The fire chief said there was a “drastic change” in the vinyl chloride – a chemical the train was hauling that officials had been concerned about.
“This catastrophic failure, if it occurs, it will produce hydrogen chloride and phosgene gas into the atmosphere,” Drabick said, adding that the mile-radius around the derailment may be extended.
Gov. DeWine activated the Ohio National Guard Sunday evening to deploy to the scene to assist local authorities.
Officials are also monitoring the environmental impact caused by the derailed train.
Trent Conaway, the mayor of East Palestine, assured residents earlier that the air and drinking water remain safe after the Norfolk Southern train crash. He said classes at East Palestine schools would be canceled Monday, as would city meetings.
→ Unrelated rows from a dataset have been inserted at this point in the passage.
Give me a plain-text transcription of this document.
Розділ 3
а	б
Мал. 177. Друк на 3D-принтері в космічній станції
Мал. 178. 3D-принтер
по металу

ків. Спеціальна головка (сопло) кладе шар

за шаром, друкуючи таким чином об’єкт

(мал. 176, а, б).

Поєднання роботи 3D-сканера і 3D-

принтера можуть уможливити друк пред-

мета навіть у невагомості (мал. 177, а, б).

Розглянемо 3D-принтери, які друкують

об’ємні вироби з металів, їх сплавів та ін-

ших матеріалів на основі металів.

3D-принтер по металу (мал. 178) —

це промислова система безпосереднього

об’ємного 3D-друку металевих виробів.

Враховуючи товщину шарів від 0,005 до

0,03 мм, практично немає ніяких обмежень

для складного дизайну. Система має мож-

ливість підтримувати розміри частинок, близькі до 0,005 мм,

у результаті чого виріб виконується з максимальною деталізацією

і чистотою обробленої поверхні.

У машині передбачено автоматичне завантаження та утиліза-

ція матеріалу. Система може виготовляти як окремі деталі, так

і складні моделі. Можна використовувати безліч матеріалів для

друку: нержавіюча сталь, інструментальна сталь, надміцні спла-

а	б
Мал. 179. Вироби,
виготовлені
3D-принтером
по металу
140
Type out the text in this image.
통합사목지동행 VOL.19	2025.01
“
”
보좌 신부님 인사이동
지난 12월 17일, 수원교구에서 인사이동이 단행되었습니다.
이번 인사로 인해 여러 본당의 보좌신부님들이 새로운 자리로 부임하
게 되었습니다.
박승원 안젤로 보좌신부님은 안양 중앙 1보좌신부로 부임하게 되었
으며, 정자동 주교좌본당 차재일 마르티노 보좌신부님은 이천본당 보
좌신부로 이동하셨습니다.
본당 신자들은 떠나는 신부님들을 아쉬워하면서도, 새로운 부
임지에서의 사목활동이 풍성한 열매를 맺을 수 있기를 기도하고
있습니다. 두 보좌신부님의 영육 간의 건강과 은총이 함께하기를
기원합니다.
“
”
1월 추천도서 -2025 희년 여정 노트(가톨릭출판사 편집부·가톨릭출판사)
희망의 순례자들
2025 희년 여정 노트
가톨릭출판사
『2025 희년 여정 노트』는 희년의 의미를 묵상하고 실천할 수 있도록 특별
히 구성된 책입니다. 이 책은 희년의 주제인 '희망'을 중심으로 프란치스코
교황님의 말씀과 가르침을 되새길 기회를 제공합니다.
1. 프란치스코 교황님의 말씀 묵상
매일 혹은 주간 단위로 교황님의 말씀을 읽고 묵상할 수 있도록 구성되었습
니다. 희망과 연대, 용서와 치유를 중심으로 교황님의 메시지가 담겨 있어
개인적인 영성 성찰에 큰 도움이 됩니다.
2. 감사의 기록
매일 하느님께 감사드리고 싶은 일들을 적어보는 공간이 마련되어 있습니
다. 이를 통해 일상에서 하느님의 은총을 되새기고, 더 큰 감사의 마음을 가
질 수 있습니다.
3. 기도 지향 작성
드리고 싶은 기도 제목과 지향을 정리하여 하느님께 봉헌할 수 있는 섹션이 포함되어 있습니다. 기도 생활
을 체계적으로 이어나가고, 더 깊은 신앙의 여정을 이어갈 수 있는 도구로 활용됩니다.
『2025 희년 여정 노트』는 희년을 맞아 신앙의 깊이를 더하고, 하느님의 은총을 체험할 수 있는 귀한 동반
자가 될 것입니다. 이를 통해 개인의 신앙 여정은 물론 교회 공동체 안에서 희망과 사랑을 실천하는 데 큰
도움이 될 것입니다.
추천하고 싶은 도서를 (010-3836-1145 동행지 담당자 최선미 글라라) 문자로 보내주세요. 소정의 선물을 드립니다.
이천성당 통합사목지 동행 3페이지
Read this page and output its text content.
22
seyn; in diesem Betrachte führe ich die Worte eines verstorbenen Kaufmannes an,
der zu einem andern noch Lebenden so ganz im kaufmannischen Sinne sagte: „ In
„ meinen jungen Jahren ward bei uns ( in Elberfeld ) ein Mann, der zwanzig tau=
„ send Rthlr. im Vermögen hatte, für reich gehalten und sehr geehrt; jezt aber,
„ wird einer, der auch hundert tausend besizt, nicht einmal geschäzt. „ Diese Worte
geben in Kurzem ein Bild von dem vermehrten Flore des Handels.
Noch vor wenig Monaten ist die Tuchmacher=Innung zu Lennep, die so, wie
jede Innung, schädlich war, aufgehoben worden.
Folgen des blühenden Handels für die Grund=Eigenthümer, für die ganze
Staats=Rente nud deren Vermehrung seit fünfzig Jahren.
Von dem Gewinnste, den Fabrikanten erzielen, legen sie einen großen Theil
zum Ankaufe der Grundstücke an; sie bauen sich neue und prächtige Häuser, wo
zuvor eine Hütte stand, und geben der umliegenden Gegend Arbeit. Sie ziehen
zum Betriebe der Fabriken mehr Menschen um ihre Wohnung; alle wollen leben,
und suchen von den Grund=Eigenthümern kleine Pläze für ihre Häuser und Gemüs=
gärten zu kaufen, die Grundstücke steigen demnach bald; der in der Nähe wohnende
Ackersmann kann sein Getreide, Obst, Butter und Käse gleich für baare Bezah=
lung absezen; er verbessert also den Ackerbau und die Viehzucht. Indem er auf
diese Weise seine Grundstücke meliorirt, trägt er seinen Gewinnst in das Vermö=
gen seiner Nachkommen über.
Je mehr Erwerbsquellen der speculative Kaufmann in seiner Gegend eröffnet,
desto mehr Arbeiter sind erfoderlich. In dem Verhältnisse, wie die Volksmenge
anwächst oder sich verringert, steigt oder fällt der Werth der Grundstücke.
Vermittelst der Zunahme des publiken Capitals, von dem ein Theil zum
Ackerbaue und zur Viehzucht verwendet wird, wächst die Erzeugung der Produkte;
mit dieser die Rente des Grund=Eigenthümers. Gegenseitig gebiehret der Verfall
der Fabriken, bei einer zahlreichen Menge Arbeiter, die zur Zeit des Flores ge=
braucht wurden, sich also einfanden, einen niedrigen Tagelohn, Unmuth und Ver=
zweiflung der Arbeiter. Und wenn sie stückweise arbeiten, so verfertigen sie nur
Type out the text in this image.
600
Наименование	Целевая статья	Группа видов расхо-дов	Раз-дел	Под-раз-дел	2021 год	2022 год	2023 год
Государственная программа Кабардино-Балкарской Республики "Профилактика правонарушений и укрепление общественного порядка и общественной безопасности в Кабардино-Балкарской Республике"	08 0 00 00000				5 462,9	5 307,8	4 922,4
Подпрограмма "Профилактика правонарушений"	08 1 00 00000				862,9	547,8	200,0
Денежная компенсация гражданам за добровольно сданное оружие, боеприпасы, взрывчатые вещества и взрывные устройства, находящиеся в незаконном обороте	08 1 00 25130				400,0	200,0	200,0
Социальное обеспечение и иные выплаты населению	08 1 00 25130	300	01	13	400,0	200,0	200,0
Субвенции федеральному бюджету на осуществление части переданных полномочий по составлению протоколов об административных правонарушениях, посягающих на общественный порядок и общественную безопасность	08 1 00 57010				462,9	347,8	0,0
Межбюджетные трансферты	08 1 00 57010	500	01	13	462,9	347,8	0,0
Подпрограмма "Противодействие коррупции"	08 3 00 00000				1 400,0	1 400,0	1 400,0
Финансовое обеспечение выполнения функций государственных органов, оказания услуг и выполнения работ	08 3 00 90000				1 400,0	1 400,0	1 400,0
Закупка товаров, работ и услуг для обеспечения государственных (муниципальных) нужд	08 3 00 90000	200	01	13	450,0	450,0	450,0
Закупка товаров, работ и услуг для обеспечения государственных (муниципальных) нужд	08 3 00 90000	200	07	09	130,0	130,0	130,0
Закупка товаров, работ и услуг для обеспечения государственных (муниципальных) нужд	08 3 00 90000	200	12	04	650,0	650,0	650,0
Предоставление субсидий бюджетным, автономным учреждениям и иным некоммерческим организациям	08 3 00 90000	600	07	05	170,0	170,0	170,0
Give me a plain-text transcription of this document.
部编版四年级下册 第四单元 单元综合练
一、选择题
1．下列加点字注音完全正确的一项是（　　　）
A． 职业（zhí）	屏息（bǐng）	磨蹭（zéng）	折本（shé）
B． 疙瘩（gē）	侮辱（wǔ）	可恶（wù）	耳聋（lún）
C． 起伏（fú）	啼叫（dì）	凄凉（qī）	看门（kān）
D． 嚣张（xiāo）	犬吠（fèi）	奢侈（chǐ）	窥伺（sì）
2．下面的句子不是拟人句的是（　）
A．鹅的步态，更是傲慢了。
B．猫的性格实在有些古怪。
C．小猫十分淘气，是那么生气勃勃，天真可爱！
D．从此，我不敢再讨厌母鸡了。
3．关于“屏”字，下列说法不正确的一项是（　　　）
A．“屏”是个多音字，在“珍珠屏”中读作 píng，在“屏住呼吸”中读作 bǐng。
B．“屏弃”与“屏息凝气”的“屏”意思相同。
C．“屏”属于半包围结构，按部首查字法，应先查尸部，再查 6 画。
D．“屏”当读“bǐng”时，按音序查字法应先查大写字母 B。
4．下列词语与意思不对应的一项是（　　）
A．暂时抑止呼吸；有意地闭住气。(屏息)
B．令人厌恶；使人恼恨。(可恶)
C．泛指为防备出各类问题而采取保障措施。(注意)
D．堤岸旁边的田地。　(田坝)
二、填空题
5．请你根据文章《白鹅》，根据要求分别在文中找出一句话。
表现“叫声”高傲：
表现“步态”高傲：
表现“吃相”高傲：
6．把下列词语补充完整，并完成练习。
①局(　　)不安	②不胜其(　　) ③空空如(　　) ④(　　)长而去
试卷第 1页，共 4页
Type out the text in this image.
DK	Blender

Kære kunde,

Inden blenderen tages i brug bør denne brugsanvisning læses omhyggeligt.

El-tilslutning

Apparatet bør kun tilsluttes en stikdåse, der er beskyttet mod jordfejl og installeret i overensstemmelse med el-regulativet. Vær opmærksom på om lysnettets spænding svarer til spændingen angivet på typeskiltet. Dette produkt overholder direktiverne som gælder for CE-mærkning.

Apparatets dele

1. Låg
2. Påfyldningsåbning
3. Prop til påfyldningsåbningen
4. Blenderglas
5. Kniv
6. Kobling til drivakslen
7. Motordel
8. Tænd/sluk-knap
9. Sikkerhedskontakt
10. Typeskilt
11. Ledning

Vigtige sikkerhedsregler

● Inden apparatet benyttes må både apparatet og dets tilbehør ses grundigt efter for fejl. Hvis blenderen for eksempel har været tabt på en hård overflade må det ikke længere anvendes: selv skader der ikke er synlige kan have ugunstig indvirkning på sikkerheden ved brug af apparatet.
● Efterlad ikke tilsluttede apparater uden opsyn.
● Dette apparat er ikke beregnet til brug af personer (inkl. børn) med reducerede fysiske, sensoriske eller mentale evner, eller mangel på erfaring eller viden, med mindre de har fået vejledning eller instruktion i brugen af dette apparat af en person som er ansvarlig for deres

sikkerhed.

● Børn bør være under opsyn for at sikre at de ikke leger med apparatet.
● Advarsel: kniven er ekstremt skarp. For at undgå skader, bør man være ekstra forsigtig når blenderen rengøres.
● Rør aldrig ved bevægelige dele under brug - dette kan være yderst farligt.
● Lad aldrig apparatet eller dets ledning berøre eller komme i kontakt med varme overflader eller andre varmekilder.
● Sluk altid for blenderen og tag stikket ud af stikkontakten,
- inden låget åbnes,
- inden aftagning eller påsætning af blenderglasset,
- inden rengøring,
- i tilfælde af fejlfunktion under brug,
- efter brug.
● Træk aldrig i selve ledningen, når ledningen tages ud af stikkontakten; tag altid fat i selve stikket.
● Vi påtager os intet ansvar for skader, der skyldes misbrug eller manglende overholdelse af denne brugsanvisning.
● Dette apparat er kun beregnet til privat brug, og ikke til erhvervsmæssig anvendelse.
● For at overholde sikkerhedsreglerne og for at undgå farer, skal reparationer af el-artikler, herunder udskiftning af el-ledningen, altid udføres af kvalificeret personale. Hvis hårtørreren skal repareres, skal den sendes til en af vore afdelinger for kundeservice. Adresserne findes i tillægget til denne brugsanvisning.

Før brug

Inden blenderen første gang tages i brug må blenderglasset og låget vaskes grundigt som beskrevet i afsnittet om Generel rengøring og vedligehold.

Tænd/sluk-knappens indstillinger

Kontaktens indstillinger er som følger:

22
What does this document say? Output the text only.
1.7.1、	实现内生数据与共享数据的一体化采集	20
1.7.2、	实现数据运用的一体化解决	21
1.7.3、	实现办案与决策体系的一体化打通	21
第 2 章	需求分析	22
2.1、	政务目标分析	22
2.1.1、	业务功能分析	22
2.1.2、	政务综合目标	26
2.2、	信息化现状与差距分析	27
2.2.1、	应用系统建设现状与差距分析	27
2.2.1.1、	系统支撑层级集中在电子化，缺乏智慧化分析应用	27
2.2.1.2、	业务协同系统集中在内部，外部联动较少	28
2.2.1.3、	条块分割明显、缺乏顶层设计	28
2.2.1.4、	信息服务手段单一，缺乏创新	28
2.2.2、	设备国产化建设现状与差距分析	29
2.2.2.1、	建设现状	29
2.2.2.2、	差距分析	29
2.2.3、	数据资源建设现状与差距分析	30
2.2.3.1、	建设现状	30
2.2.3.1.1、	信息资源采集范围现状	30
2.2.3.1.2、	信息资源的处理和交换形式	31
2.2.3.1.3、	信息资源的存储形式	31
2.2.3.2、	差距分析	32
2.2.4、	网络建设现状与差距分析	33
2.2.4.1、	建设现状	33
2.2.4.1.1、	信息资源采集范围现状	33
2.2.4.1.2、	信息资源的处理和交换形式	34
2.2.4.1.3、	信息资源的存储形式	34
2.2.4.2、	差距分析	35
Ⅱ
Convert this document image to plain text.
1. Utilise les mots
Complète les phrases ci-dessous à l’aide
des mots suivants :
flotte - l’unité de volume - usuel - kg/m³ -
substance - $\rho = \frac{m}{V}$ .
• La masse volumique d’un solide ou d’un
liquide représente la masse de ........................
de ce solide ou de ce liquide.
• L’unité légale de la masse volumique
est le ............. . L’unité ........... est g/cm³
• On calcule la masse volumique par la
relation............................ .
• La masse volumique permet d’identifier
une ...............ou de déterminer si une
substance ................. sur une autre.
The train derailed in East Palestine, about 15 miles south of Youngstown, according to earlier comments by officials. Of the more than 100 cars, about 20 were carrying hazardous materials, according to the National Transportation Safety Board, which is investigating the incident.
Ten of those cars derailed, including five that were carrying vinyl chloride, the NTSB said in a statement Saturday. The agency said so far it had “not confirmed vinyl chloride has been released other than from the pressure release devices.”
While air and water quality remained stable Sunday, and officials have yet to see abnormal levels in screenings, “things can change at any moment,” said James Justice, an on-scene coordinator with the EPA’s Emergency Response.
Authorities continue to monitor for a “long list” of chemicals, he said – not only those provided to authorities in a list from Norfolk Southern, but also those that can result from combustion.
Officials issued a shelter-in-place order for the entire town of roughly 5,000 people, and an evacuation order was issued for the area within a mile radius of the train crash near James Street.
Both restrictions remained in place Sunday, Conaway said at an earlier news conference. Drabick told reporters at the news conference the scene remained volatile, preventing authorities from conducting on-scene operations. Crews will not be able to determine the full list of chemicals involved until the fire stops burning, Drabick said.
Officials urged residents to follow the shelter-in-place orders. On Saturday evening, one person was arrested for misconduct after approaching the scene and getting too close to the train, the mayor said.
“Please stay home. I can’t reiterate it enough,” Conaway said. “Do not come to our town.”
The Ohio EPA is monitoring water quality in local streams, which eventually feed into the Ohio River, a spokesperson said, but the agency does not anticipate contamination to East Palestine’s public water system, which draws from other sources.
The agency installed containment dams in area streams and set up three aeration locations using high volume pumps to treat water and remove dissolved contaminants.
In an email to CNN Sunday morning, a spokesperson for Norfolk Southern deferred all questions to the NTSB.
Correction: A previous version of this story misspelled Keith Drabick's last name.